Energy Transferred by Heating
Energy and Thermal Physics

Comparing the thermal conductivities of different materials

Practical Activity for 14-16 PRACTICAL PHYISCS

Demonstration

This experiment uses a commercially available apparatus to compare the thermal conductivity of different metals.

Apparatus and Materials

  • Ingenhousz's apparatus, or similar (see diagram below)
  • Paraffin wax

Health & Safety and Technical Notes

Read our standard health & safety guidance

The apparatus has a number of rods, each made of a different metal. Accompanying information will identify them.

The rods must be coated with wax. This can be done by one of the following methods:

  • Take the rods out of the water box and lay them in a chilled tin tray containing molten paraffin-wax. Remove quickly, hold vertically to allow the excess wax to drain off, and push them back into the water box.
  • Keep the rods in the water box. Paint each rod with a paint brush dipped in very hot molten wax. This produces an uneven, thick coating of wax, which must then be thinned by blowing a Bunsen flame up and down the rod. (This is a poor method, only successful in very skilful hands.)

A simple and easy-to-use set of conductivity bars is now available from:

Timstar

Four bars made of different metals are mounted on the same plastic support. Each bar has a liquid crystal strip showing temperature changes along the bar.

Timstar Laboratory Suppliers, Marshfield Bank, Crewe, Cheshire. CW2 8UY Tel: 01270 250459 Email: [email protected]

Procedure

  1. Fill the water bath with hot water. Note how far along the rods the wax has melted when the apparatus reaches a steady state.

Different designs are available. Generally they use a bath of hot water to heat the rods.

Teaching Notes

  • Note that the speed at which a particular temperature (such as the melting point of wax) travels along the bar when one end is heated is essentially the speed of the temperature waves.
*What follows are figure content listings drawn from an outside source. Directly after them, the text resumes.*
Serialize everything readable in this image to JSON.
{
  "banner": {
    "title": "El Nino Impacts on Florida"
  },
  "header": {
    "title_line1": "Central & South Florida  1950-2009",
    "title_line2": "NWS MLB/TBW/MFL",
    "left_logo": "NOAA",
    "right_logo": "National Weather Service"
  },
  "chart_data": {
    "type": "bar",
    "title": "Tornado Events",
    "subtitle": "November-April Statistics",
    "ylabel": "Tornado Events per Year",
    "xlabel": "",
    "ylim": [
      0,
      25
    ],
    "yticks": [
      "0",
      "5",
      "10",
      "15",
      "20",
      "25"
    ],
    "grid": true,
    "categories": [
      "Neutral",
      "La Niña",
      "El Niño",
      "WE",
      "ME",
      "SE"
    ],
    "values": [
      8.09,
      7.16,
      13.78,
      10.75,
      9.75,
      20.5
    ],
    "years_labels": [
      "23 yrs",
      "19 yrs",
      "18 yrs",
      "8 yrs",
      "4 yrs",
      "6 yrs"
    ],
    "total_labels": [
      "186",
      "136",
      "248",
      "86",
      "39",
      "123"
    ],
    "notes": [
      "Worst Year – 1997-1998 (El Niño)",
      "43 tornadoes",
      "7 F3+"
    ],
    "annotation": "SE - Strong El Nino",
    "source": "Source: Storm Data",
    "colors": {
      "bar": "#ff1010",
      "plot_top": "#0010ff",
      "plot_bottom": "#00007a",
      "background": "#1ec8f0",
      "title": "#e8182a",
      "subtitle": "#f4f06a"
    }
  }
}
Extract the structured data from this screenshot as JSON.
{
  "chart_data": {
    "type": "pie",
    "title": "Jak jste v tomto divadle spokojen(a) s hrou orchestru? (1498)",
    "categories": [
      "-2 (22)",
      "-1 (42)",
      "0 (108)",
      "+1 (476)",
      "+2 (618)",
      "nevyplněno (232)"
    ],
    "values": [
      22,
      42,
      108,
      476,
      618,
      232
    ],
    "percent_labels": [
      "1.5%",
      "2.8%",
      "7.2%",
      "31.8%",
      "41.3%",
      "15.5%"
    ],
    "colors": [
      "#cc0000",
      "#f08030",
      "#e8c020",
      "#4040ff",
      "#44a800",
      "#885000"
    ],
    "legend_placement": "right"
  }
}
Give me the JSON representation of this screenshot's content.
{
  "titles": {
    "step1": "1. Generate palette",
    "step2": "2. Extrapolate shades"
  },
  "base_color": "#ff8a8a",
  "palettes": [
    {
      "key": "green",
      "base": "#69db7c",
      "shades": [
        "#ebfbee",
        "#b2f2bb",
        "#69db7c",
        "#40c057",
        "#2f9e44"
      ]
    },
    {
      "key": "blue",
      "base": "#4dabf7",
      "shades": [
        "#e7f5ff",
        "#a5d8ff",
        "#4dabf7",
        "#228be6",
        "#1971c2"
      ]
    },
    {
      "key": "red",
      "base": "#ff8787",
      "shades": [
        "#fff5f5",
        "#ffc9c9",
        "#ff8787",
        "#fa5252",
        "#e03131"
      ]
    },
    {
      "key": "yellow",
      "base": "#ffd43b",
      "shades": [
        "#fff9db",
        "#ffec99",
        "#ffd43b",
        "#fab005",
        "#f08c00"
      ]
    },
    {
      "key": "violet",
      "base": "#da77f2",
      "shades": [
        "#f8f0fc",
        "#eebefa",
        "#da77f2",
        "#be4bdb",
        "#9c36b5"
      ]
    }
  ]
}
This involves specific heat capacity and density as well as conductivity. Thus a rod of lead makes a quick start in the race although it is a poor conductor, but the wax-melting will not have travelled far when a steady state is attained.
  • Energy is dissipated (stored thermally in the surroundings) from the surface of each rod. If, for a steady state, the distance from the heated end to the melting point of the wax is twice as great for rod A as for rod B, then rod A has only half the temperature gradient but twice the surface area for heat losses. So rod A must have four times the conductivity of rod B.
  • The versions of this apparatus currently available are of the static warm water type. The preferred form has steam passing continuously through the apparatus. This is left to attain a steady state. Slider rings indicate the progress of the melting wax.